If fresh snow is not an option, your next best bet is to collect the whitest snow you can find from the ground. It is best practice to dig down past the top layer of snow because the top layer will have higher contaminants.
On the other hand, make sure not to collect snow too close to ground level either. For this reason, look for snow that is the whitest in color.

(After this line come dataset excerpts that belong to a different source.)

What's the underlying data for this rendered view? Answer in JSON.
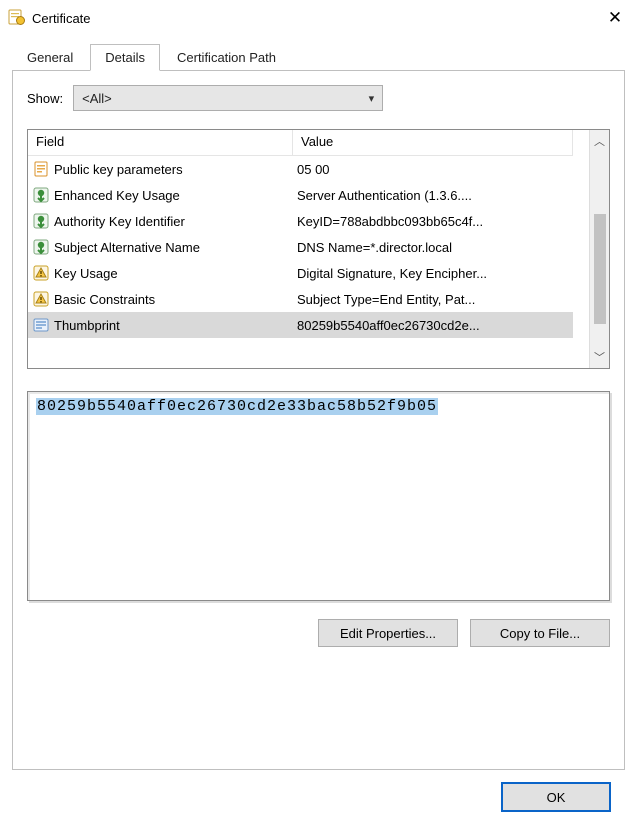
{
  "window": {
    "title": "Certificate",
    "close_glyph": "✕"
  },
  "tabs": {
    "general": "General",
    "details": "Details",
    "certpath": "Certification Path"
  },
  "filter": {
    "label": "Show:",
    "selected": "<All>"
  },
  "columns": {
    "field": "Field",
    "value": "Value"
  },
  "rows": [
    {
      "icon": "page",
      "field": "Public key parameters",
      "value": "05 00"
    },
    {
      "icon": "ext",
      "field": "Enhanced Key Usage",
      "value": "Server Authentication (1.3.6...."
    },
    {
      "icon": "ext",
      "field": "Authority Key Identifier",
      "value": "KeyID=788abdbbc093bb65c4f..."
    },
    {
      "icon": "ext",
      "field": "Subject Alternative Name",
      "value": "DNS Name=*.director.local"
    },
    {
      "icon": "warn",
      "field": "Key Usage",
      "value": "Digital Signature, Key Encipher..."
    },
    {
      "icon": "warn",
      "field": "Basic Constraints",
      "value": "Subject Type=End Entity, Pat..."
    },
    {
      "icon": "thumb",
      "field": "Thumbprint",
      "value": "80259b5540aff0ec26730cd2e..."
    }
  ],
  "selected_row_index": 6,
  "detail_value": "80259b5540aff0ec26730cd2e33bac58b52f9b05",
  "buttons": {
    "edit": "Edit Properties...",
    "copy": "Copy to File...",
    "ok": "OK"
  }
}
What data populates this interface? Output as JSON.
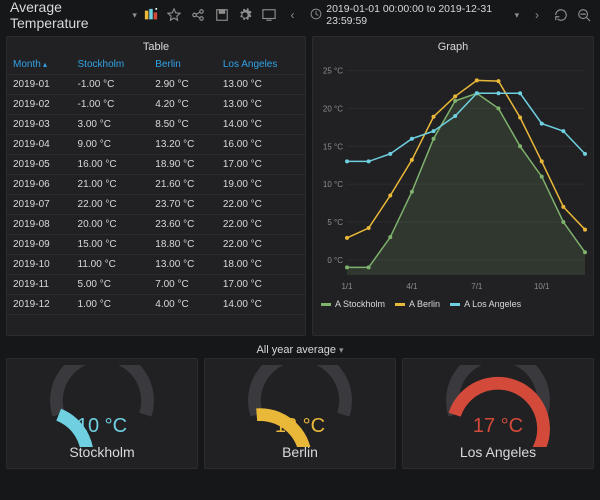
{
  "header": {
    "title": "Average Temperature",
    "time_range": "2019-01-01 00:00:00 to 2019-12-31 23:59:59"
  },
  "table": {
    "title": "Table",
    "columns": [
      "Month",
      "Stockholm",
      "Berlin",
      "Los Angeles"
    ],
    "sort_col": 0,
    "rows": [
      [
        "2019-01",
        "-1.00 °C",
        "2.90 °C",
        "13.00 °C"
      ],
      [
        "2019-02",
        "-1.00 °C",
        "4.20 °C",
        "13.00 °C"
      ],
      [
        "2019-03",
        "3.00 °C",
        "8.50 °C",
        "14.00 °C"
      ],
      [
        "2019-04",
        "9.00 °C",
        "13.20 °C",
        "16.00 °C"
      ],
      [
        "2019-05",
        "16.00 °C",
        "18.90 °C",
        "17.00 °C"
      ],
      [
        "2019-06",
        "21.00 °C",
        "21.60 °C",
        "19.00 °C"
      ],
      [
        "2019-07",
        "22.00 °C",
        "23.70 °C",
        "22.00 °C"
      ],
      [
        "2019-08",
        "20.00 °C",
        "23.60 °C",
        "22.00 °C"
      ],
      [
        "2019-09",
        "15.00 °C",
        "18.80 °C",
        "22.00 °C"
      ],
      [
        "2019-10",
        "11.00 °C",
        "13.00 °C",
        "18.00 °C"
      ],
      [
        "2019-11",
        "5.00 °C",
        "7.00 °C",
        "17.00 °C"
      ],
      [
        "2019-12",
        "1.00 °C",
        "4.00 °C",
        "14.00 °C"
      ]
    ]
  },
  "graph": {
    "title": "Graph",
    "legend": [
      {
        "name": "A Stockholm",
        "color": "#7eb26d"
      },
      {
        "name": "A Berlin",
        "color": "#eab839"
      },
      {
        "name": "A Los Angeles",
        "color": "#6ed0e0"
      }
    ],
    "xticks": [
      "1/1",
      "4/1",
      "7/1",
      "10/1"
    ],
    "yticks": [
      "0 °C",
      "5 °C",
      "10 °C",
      "15 °C",
      "20 °C",
      "25 °C"
    ]
  },
  "section_title": "All year average",
  "gauges": [
    {
      "label": "Stockholm",
      "value": "10 °C",
      "color": "#6ed0e0",
      "frac": 0.4
    },
    {
      "label": "Berlin",
      "value": "13 °C",
      "color": "#eab839",
      "frac": 0.52
    },
    {
      "label": "Los Angeles",
      "value": "17 °C",
      "color": "#d44a3a",
      "frac": 0.68
    }
  ],
  "chart_data": {
    "type": "line",
    "title": "Graph",
    "xlabel": "",
    "ylabel": "",
    "ylim": [
      -1,
      25
    ],
    "x": [
      "2019-01",
      "2019-02",
      "2019-03",
      "2019-04",
      "2019-05",
      "2019-06",
      "2019-07",
      "2019-08",
      "2019-09",
      "2019-10",
      "2019-11",
      "2019-12"
    ],
    "series": [
      {
        "name": "A Stockholm",
        "color": "#7eb26d",
        "values": [
          -1,
          -1,
          3,
          9,
          16,
          21,
          22,
          20,
          15,
          11,
          5,
          1
        ]
      },
      {
        "name": "A Berlin",
        "color": "#eab839",
        "values": [
          2.9,
          4.2,
          8.5,
          13.2,
          18.9,
          21.6,
          23.7,
          23.6,
          18.8,
          13.0,
          7.0,
          4.0
        ]
      },
      {
        "name": "A Los Angeles",
        "color": "#6ed0e0",
        "values": [
          13,
          13,
          14,
          16,
          17,
          19,
          22,
          22,
          22,
          18,
          17,
          14
        ]
      }
    ],
    "gauges": [
      {
        "name": "Stockholm",
        "value": 10,
        "unit": "°C",
        "range": [
          0,
          25
        ]
      },
      {
        "name": "Berlin",
        "value": 13,
        "unit": "°C",
        "range": [
          0,
          25
        ]
      },
      {
        "name": "Los Angeles",
        "value": 17,
        "unit": "°C",
        "range": [
          0,
          25
        ]
      }
    ]
  }
}
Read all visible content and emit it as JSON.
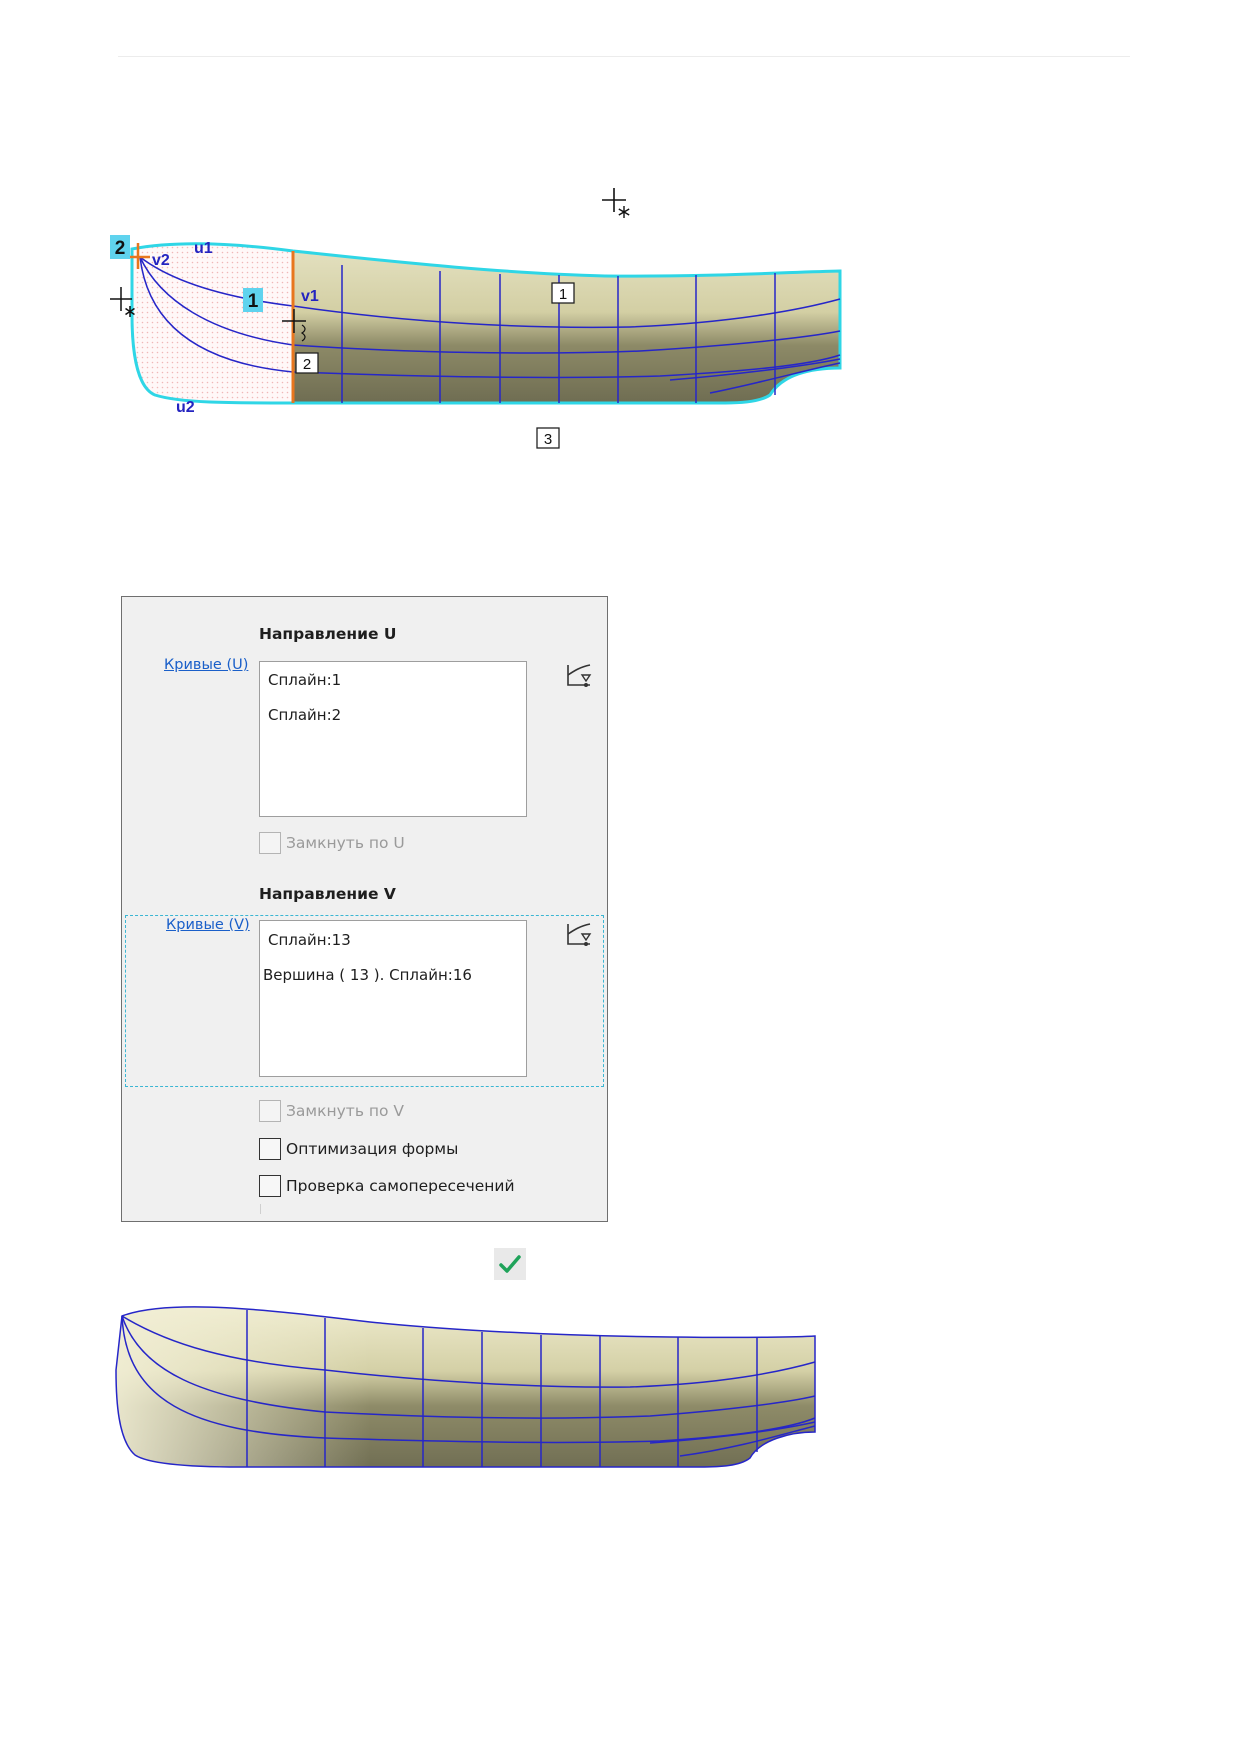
{
  "figure1": {
    "labels": {
      "badge_1": "1",
      "badge_2": "2",
      "u1": "u1",
      "u2": "u2",
      "v1": "v1",
      "v2": "v2",
      "box_1": "1",
      "box_2": "2",
      "box_3": "3"
    }
  },
  "panel": {
    "u_section": {
      "title": "Направление U",
      "link": "Кривые (U)",
      "items": [
        "Сплайн:1",
        "Сплайн:2"
      ],
      "close_label": "Замкнуть по U"
    },
    "v_section": {
      "title": "Направление V",
      "link": "Кривые (V)",
      "items": [
        "Сплайн:13",
        "Вершина ( 13 ). Сплайн:16"
      ],
      "close_label": "Замкнуть по V"
    },
    "options": {
      "shape_optimization": "Оптимизация формы",
      "self_intersection_check": "Проверка самопересечений"
    }
  },
  "colors": {
    "cyan_outline": "#2fd6e6",
    "grid_blue": "#2626c8",
    "orange_curve": "#e8761e",
    "label_blue": "#2424c0",
    "badge_fill": "#5fd3ee",
    "check_green": "#1fa35a"
  },
  "icons": {
    "cursor": "crosshair-asterisk-icon",
    "pick": "select-curve-icon",
    "ok": "checkmark-icon"
  }
}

Snow that is Unsafe to Consume
Avoid consuming snow from the first snowfall of the year. This snow attracts the most pollution from the air making it unsafe for consumption.
The first snowfall gets rid of much of the buildup of toxins that accumulates in the atmosphere. By and large, the longer the snowfall, the cleaner the atmosphere will be.
In addition to environmental factors tarnishing the purity of the snow, the same holds for the abundance of living organisms found in the snow. Always err on the side of caution if unsure whether or not the snow is safe to consume.
You should be aware of other types of snow that pose potential threats: snow near roadways, plowed snow, falling snow from trees or plants, and discolored snow.
Eating snow can be thought of as drinking rainwater or spring water from a stream with the added risks of lowering a person’s internal body temperature and further dehydration. The unknown environmental factors pose a threat to anyone considering eating snow.
It is a calculated risk the individual must take into account when presented with the option of whether or not to eat snow.
A person who grew up in the snowy uplands will have a different opinion than someone visiting the snow for the first time.
Regardless, the surrounding snowfall will be contaminated if the atmosphere is polluted. All are worth considering before you decide to eat snow. Hopefully, now you better understand whether or not to eat snow.